Star Wars: Maul - Shadow Lord

Star Wars animation has come a long way.  In its earliest days, well in its earliest days it was a standard Saturday morning license arrangement producing innocuous cartoon commercials in the Transformers/GI Joe era.  And it could have easily remained that way.  Instead, after the conclusion of the Prequel Trilogy, George Lucas decided to turn to animation as means of continuing his story with a focus on quality and storytelling.  The result was … strange, a near anthology of the effects of the Clone Wars (and by extrapolation, war in general) on cast of dozens, bouncing across time and space to tell everything from war stories to thrillers to lore heavy mystic dives and esoteric comedy to economic focused dialectics on banking and war profiteering.  It was a little bit of everything.
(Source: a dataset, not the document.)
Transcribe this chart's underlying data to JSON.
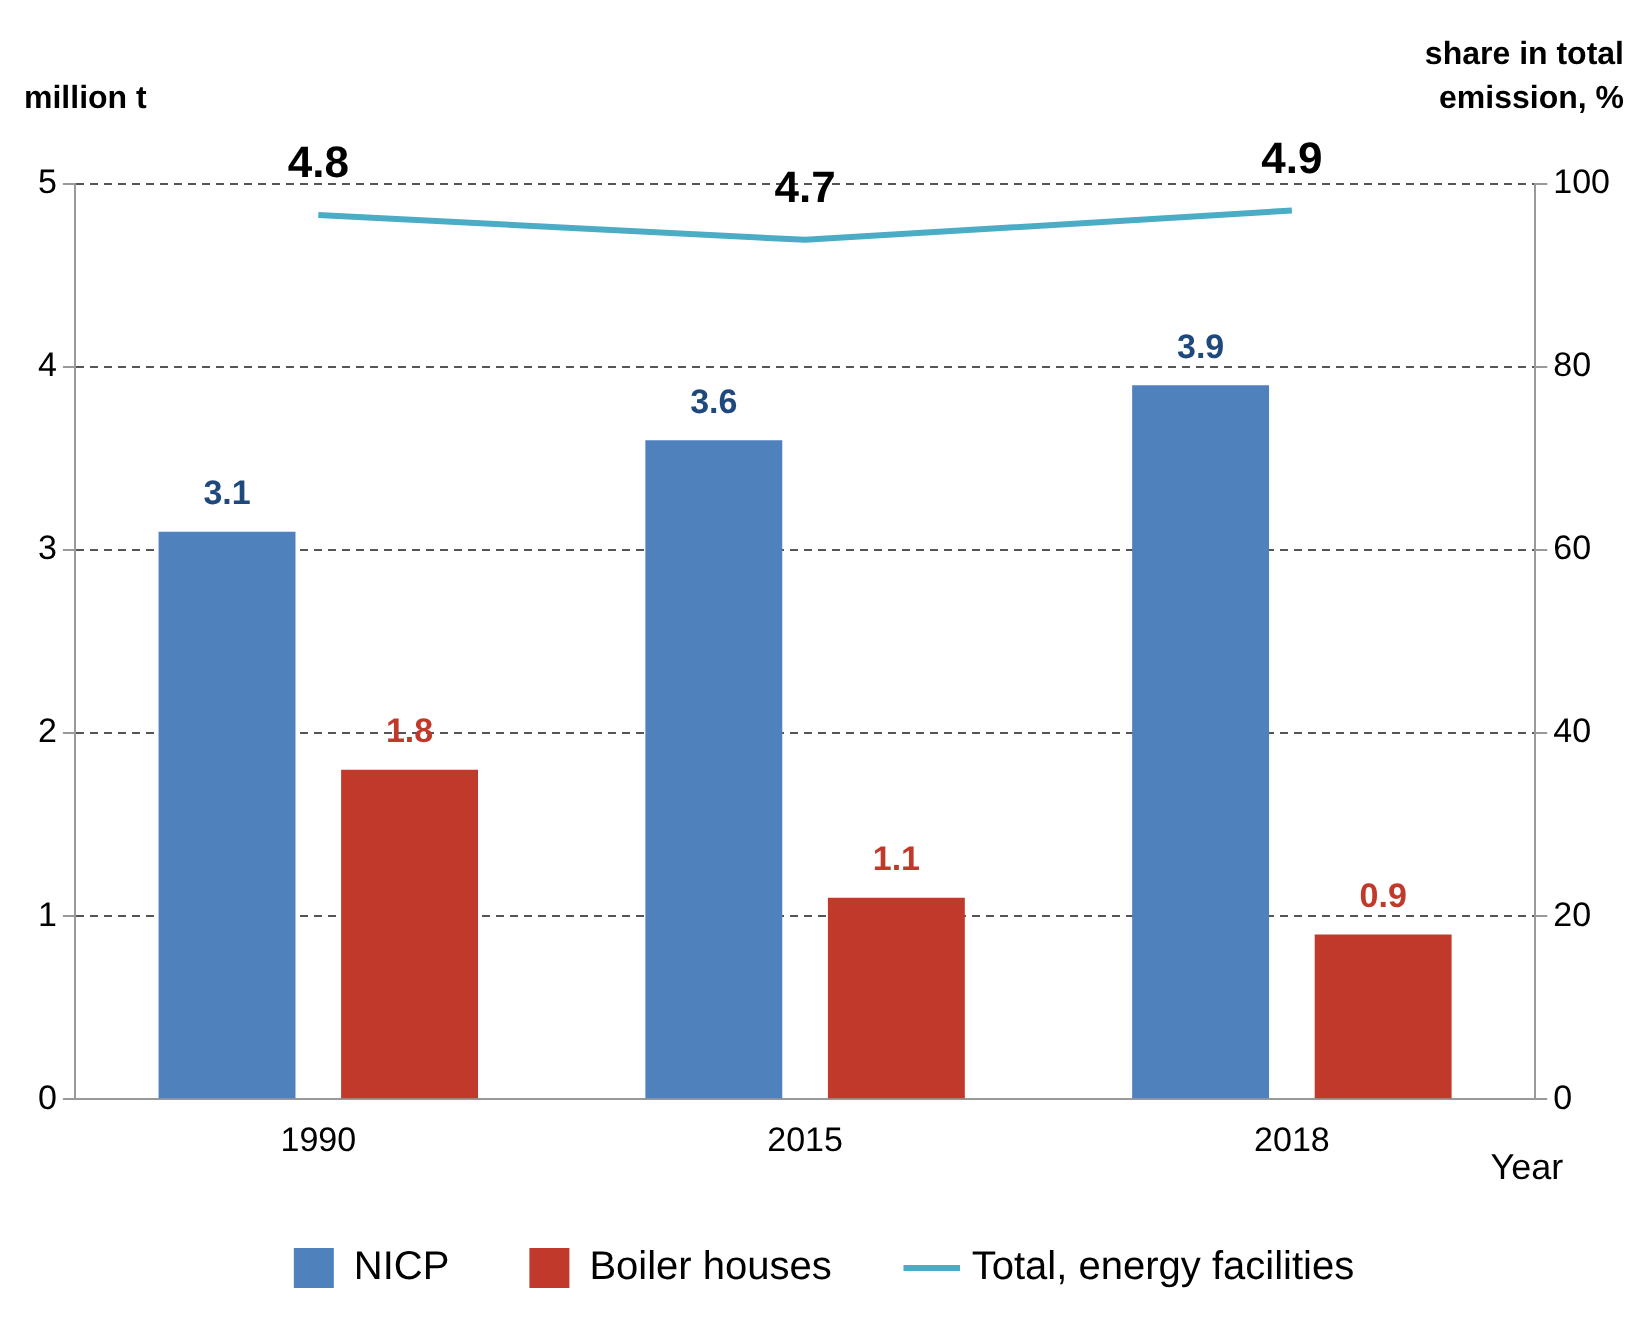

What has come since then, and Lucas’ sale and retirement from the company, has been both more and less than that – skirting Clone Wars broad reach for more standardized storytelling while pushing the animation itself further and further from the original shows’ intentionally low detail look.  Star Wars: Maul – Shadow Lord is in many ways the peak of that decision making process, a leap over the franchises’ most recent animated efforts closing the visual gap in many ways to the live action series it lives alongside while also moving closer to that storytelling style with a less distinct personality as animation.

That means, despite the title, Maul -  Shadow Lord is only partially about the double-bladed lightsaber wielding former Sith Lord. Like many villains their power lies in their mystique tending to lead stories about them to focus on supporting characters rather than focus on the title characters’ inner life.  It’s hard to create an inner life for a monster; far easier the ones who are affected by him.  Much of Maul initially seems to make that same calculation, keeping him in the shadows to build up its bystanders: the police captain (Oscar nominee Moura) trying to hunt him down without alerting the Empire and the hidden Jedi (Adlon and Haysbert) just trying to survive even as Maul starts a gang war with his rival crimelords.
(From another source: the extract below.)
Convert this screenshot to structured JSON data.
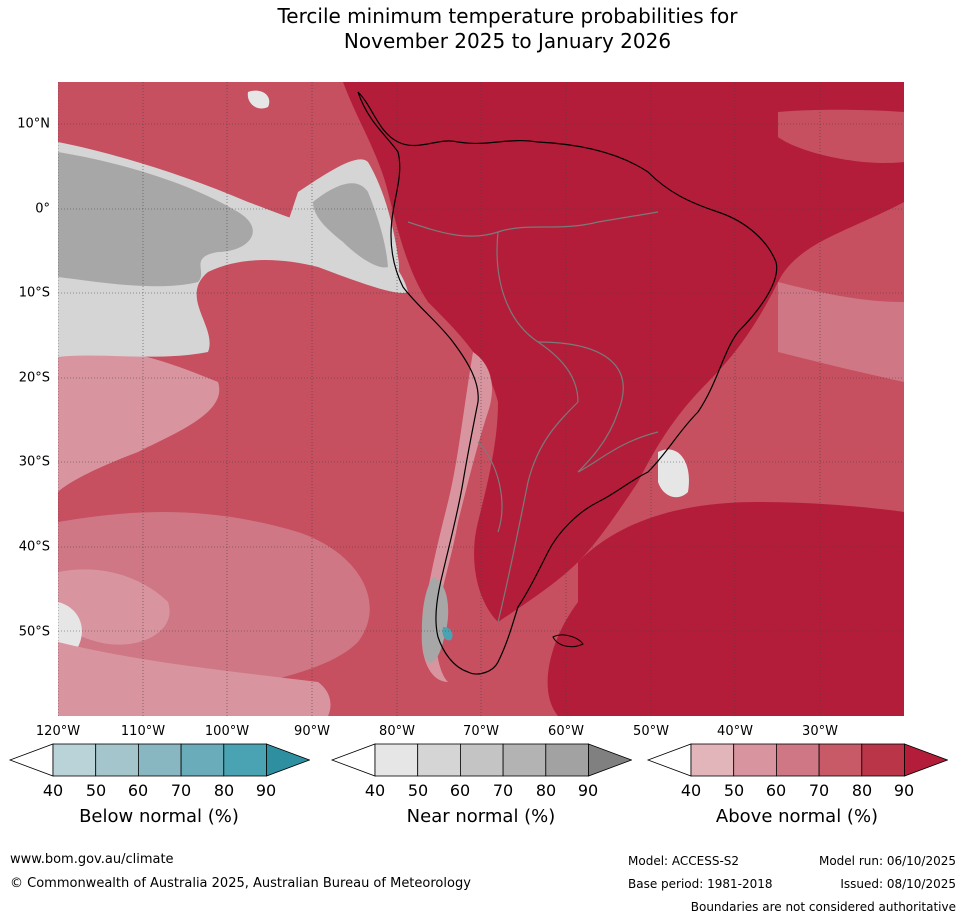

And if it had just stayed like that, Maul would have been one of the franchises more entertaining offerings with villainous villains and staunch heroes and thrilling chases and escapes.  Creator/producer Dave Filonie (Ahsoka) and his team refuse to rest on their laurels; instead of spending all of their time with their new characters responding to Maul the cross conflicts are used to ratchet up tension across the different stories until they have no choice but to intersect one another.  As Lawson’s investigations uncover the two Jedi,  the Empire sends its own Inquisitors to hunt them and Maul down, forcing the groups into alliances of convenience and questioning their own motivations and how true to them they are willing to be.  Moura and his rowdy cohort quickly become match for any band of heroes Star Wars has offered.

Nor is Maul immune to those effects, finally forced into some real introspection about his desire for revenge on his old master while still being blind to how similar they are in outlook and methods.  Witwer,  who has voiced the character for over decade now, gets a chance to do some of his best work as Maul and rises to the challenge.

Which doesn’t make Shadow Lord a character study by any stretch of the imagination.  Once the character intersections are set, particular by the time the Empire and its Inquisitors arrive, it is an exercise in pure adrenaline. With the  increased focus and budgets on the live action series’ it’s easy to wonder why push for animation but it becomes clear once the action beats heat up – none of the live action series could achieve the quality and complexity of action filmmaking Filoni and crew put on.

A fantastic piece of adventure filmmaking that just feels like Star Wars from beginning to end, Shadow Lord is one of the best pieces of animation Lucasfilm has put out since the original Clone Wars.

7.5 out of 10

Starring Sam Witwer, Gideon Adlon, Wagner Moura, Richard Ayoade, Dennis. Haysbert, Chris Diamantopoulos, Charlie Bushnell, Vanessa Marshall and A.J. LoCascio.